Jim Reviews: Grant – Ron Chernow

After the success of the Hamilton musical based on Chernow’s biography Alexander Hamilton, it is not surprising that Grant would be a hit. In fact it was such a hit, the History Book Group here at the library picked it for its September book. We will be discussing it September 19 at 7pm.

This like all Chernow books is a long one. It covers Grant’s life in minute detail. From Childhood to his death shortly after leaving the White House. While greatly admiring Grant, he doesn’t shy away from his flaws. His alcoholism and miserable business sense are revisited over and over again until the reader is desperate to see Ulys (as his wife Julia called him) a) not get drunk and b) not get swindled. You come away from the book thinking that Grant was a man with only one talent: War.

Much of the task that Chernow has set himself is in fact dispelling myths about Grant. He points out time and time again that Grant fought against his alcoholism. That he was more than a brainless butcher at war and in fact defeated Robert E Lee because he had a better strategic mind than Lee. That the corruption of his presidency was not his own corruption but was the result of his simple minded trust.

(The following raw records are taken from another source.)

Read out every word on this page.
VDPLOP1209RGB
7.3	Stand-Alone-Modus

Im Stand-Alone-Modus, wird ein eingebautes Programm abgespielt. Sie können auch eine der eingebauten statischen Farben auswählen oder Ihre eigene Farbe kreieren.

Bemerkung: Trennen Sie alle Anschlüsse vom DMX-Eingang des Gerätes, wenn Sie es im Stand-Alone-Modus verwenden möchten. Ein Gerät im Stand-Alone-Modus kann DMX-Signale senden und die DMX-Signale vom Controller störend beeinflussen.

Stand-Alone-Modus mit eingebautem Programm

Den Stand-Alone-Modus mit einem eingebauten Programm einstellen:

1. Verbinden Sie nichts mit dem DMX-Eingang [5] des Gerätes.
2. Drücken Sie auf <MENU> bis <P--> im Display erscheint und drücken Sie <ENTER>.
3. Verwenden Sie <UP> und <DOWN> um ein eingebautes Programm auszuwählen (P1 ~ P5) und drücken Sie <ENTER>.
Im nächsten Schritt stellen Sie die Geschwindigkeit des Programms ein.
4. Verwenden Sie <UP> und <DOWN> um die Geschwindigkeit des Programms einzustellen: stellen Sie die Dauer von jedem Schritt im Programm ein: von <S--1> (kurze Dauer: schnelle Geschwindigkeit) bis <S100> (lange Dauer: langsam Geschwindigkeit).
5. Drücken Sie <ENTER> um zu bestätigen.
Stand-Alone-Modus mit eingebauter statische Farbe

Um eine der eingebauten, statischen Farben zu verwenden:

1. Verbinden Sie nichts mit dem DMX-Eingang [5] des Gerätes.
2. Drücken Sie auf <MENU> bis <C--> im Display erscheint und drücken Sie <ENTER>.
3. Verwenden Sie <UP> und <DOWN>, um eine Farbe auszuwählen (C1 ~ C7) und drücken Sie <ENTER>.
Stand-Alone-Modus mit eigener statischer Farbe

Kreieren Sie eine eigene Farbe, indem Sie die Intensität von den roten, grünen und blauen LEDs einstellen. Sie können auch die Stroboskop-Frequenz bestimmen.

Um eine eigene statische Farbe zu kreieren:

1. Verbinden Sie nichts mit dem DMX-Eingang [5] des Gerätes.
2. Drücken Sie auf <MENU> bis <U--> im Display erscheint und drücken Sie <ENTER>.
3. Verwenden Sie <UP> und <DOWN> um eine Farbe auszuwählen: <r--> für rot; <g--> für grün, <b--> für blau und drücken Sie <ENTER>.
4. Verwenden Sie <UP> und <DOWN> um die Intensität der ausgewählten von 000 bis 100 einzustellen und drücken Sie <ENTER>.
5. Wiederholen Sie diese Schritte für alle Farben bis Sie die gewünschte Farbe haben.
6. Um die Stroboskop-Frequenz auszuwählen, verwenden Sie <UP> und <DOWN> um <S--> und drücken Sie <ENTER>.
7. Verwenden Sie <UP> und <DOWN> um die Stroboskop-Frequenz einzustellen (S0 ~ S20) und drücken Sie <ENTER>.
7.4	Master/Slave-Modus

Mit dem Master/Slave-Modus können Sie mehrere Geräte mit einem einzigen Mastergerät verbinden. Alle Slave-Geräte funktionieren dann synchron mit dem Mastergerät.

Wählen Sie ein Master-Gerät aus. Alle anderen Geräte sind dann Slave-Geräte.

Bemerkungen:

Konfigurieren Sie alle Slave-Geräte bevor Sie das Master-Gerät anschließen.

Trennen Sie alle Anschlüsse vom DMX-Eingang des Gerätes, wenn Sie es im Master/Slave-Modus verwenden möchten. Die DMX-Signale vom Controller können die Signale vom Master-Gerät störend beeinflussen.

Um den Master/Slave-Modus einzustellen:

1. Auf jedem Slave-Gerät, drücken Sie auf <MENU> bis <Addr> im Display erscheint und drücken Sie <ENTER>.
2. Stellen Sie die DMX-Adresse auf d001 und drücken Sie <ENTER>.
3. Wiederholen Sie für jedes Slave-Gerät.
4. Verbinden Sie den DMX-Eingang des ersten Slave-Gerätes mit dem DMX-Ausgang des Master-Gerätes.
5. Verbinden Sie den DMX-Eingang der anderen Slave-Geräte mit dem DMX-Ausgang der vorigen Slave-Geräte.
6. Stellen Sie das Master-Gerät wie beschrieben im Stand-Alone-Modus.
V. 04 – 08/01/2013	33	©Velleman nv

I enjoyed the book greatly however I had the same problem I always have with biography vs memoir. Biography is a whole life whereas memoir is just the interesting bits. To be honest I usually don’t care about the whole life. I generally want to read about the stuff that made the subject of the biography worthy of a biography. I found reading about Grant selling firewood on street corners in Saint Louis before the Civil War to keep from starving kind of uninteresting. On the other hand his time as a Union general and president of the US was fascinating.